On the surface, these goals may seem to be a sign that the company is finally taking profitability seriously. However, Nio has already made these types of commitments before, and it is not the first time that the company has reshuffled management to try to solve its problems.

Nio’s fourth quarter sales figures were not particularly encouraging. Its turnover is down 17%. The company’s $ 406 million operating loss was an improvement from its loss of $ 509.5 million a year earlier. But Nio ended 2019 with a surprising cash balance of just $ 161.7 million.

So far in 2020, Nio has raised enough new capital to keep the lights on for the time being. A series of three private placements in February and March raised $ 435 million. Nio also announced a vague cooperation agreement with the city of Hefei valued at $ 1.42 billion, but details of the agreement are unclear.

How to play NIO Stock

Lee is optimistic about the impact of Nio’s cost reduction initiatives.

“We believe that the fundamentals of NIO have reached their lowest level, and the current valuation seems fair to us,” says Lee.

In other words, things should not get worse for Nio investors. At the same time, Bank of America’s “neutral” rating and its price target of $ 3.30 do not instill much confidence in the improvement of things.

There are reasons to be optimistic. China is the largest emerging market economy, and there is no doubt that electric vehicles will play a huge role in its future. Unfortunately, sort of, Nio just can’t seem to do it.

If Nio survives its capital crisis, the stock could easily jump 1,000% over the next five years. But this result is far from certain, since it is on the verge of insolvency.

I don’t necessarily think it’s crazy to buy Nio shares.
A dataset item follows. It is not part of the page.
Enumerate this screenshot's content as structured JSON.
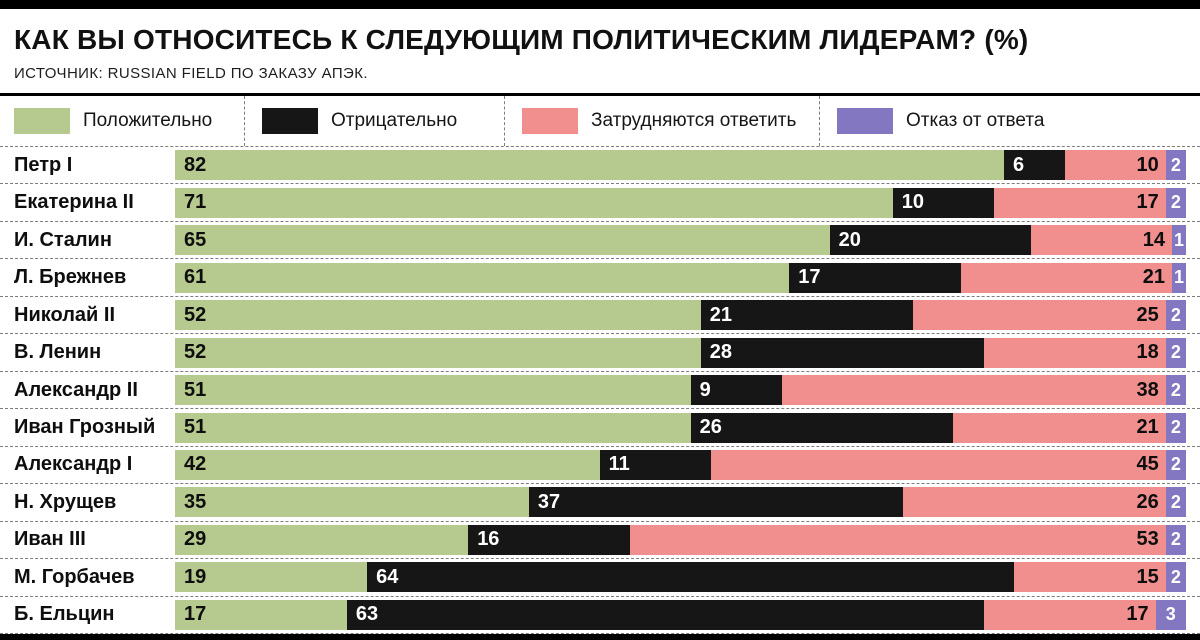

The important thing for those who pull the trigger is to realize that it may be closer to a lottery ticket at this point than Ford (NYSE: F) Stock.

The Bottom Line

A bet on the Nio share is a bet that all of the company’s activity will change. It’s a gamble that Nio will find a way to always be profitable and will do so before his capital increases completely take the price of his stock.

If you’re looking for a way to invest in the long-term transition from the global auto industry to electric vehicles, look elsewhere. If you are looking for a fun and potentially lucrative way to play on a volatile stock market, NIO has the potential to make huge gains in the long run.

Wayne Duggan has been an American contributor to News & World Report Investing since 2016 and is a writer at Benzinga, where he has written more than 7,000 articles. Mr. Duggan is the author of the book “Beating Wall Street With Common Sense”, which focuses on psychological investing and practical strategies to outperform the stock market. At the time of this writing, there was long BABA action.